I am doing some research on a flush trim bit, and I was wandering what would be the best cutting length? I was thinking maybe a 1" or 1-1/2". I am leaning towards getting a bit from Eagle America. Are these good bits?

Thanks
Shannon


----------



## kp91 (Sep 10, 2004)

I think the longer of the two would be your best bet. You never know what size stock you're going to be working with in the future. If your router will accept them, get a 1/2 inch shank.
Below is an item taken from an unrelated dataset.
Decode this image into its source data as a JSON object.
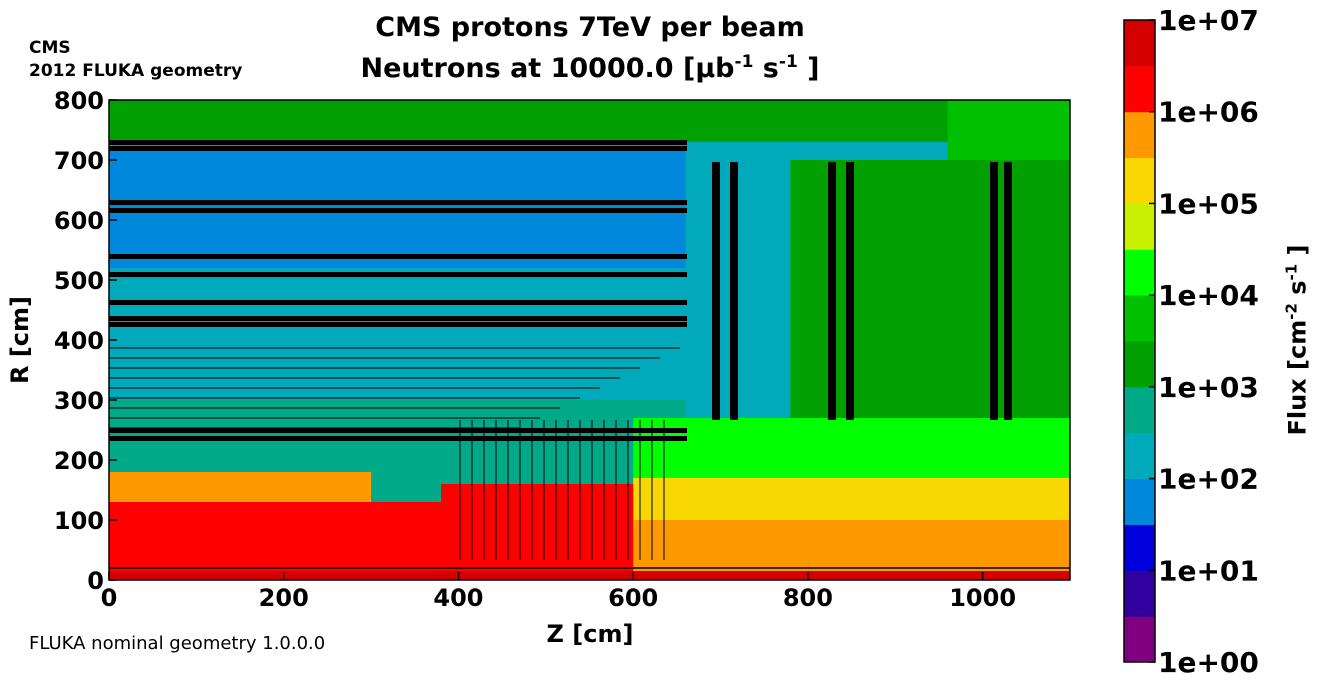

Flush trim bits are a workhorse in my shop, since they cut so nicer than a traditional straight bit, yet are cheaper than spirals.

I don't know if I own any eagle america bits, but I'm sure someone out here will vouch for them soon.


----------



## Visteonguy (Aug 6, 2005)

I agree with KP91 about the 1/2 inch shanks,,,I was using a 1/4 inch shank flush trim bit when I started to make the first batch of those canes,,, and I did not get very far and I heard a little "plink" and then almost instantly,, a little "Bang" clear across the shop in a pile of boards leaning against the wall,,, so much for the 1/4 inch trim bit,,,,, just glat it took off in that direction,,,, Never even went to search for what was left,,, just went to Lowes and bought a 1/2 inch shank trim bit and so I could get back to work,,, It was a 2 flute of 1 1/2 inch lenght, it worked ok but after a while it seemed to burn quite easily,,, so I went online and bought 3 fluted trim bit from White Side,,, it worked a lot better and the finish showed the difference,,, so you might consider a 3 flute over a 2,,, the cost was not a lot more and it did cut smoother,, I am sure that eagle america probably makes them also,,,


----------



## Pop_pop1 (Sep 10, 2004)

Hi Shannon,
Welcome aboard the forum. I can personally vouch for the quality of Eagle America router bits. I have bought several from them. If you have any problems with anything you purchase from them, their customer service department will make it right. It's a great company to do business with.
I concurr with going with the longer length and 1/2" shank. Another one I've found very useful is a 3/4" X 2" Top Bearing bit. With both you'll be ready for anything...... Chuck


----------